When it comes to the story, it's about as straightforward as it gets for a superhero film, but there's much more nuance to the story with its battered characters. As the film progresses each scene, each line of dialogue grows progressively more melancholic. Particularly in a quiet dinner scene where Logan and Charles reminisce about old times at Xavier's School for Gifted Youngsters. It gives them and the audience genuine nostalgia of good times gone by, since these two actors have been playing the respective characters for nearly two decades. Not to mention Hugh Jackman giving an emotional roller coaster of grief after burying his friend and father figure, Charles Xavier, after an intense fight with his clone X-24.

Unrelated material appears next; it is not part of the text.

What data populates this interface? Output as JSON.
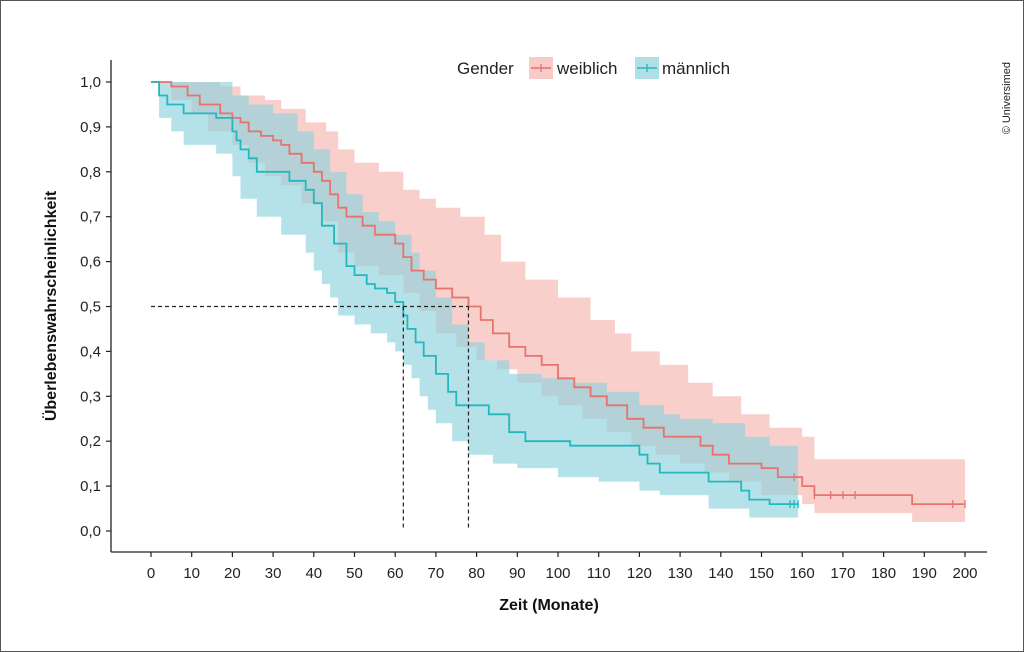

When we have superhero movies, they’re usually pretty tame and constricted within a PG-13 rating. However with Logan, 20th Century Fox took a risk and gave the movie an R rating. This gave the necessary freedom to be as ferocious with Wolverine as possible. It doesn't mean going into gory territory, but it gives more weight and damage behind each blow taken and given, for example, in the opening scene of the film where Logan is jumped by a group of car thieves. He takes several nasty blows and a shotgun to the chest, and he was still able to brutally kill or wound most of them before the thieves fled. Wolverine is an animalistic fighter so the fact that they made him all the more brutal in this film does the character justice, and leads the way to some extremely creative fight scenes. A great example of this is during the casino raid in the 2nd Act. Professor X has a seizure, adding that with his abilities leads to everyone in and around the casino to be painfully paralyzed, with the only two that are less affected being Wolverine and Laura. This allows for some gorey and creative kills as both try to stop Charles’s seizure before any innocent people die.
The only way this movie would be considered a swan song is if the character retired or died a hero’s death, and unfortunately, Logan was the latter. Dying a hero’s death after trying to protect Laura and her friends in the climax. While Wolverine succumbs to his tremendous injuries, he is given one last moment with his clone daughter Laura. This is bittersweet as this moment was foreshadowed by side character, Yukio, in The Wolverine and since this will be the last time Hugh Jackman will ever put on the adamantium claws. This moment is made even more tragic with Wolverine’s final line signifying finally accepting the love he so desperately tried to avoid because of all the pain it caused him.
Logan is a superhero western about redemption and purpose, which leads to some satisfying and heartbreaking character interactions as well as intense and original fight scenes. Hugh Jackman leaves it all on the table in his final performance as the fast healing mutant; giving all the gritty brooding and heart this character is known for. Patrick Stewart is as charismatic as ever as Professor X, even if his performance is a little heartbreaking. Acting newcomer Dafne Keen gives a great performance as Laura and holds her own against these acting veterans. A terrific story and fantastic acting, along with gruesomely beautiful action, Logan sets the standard for what superhero movies can be in the future.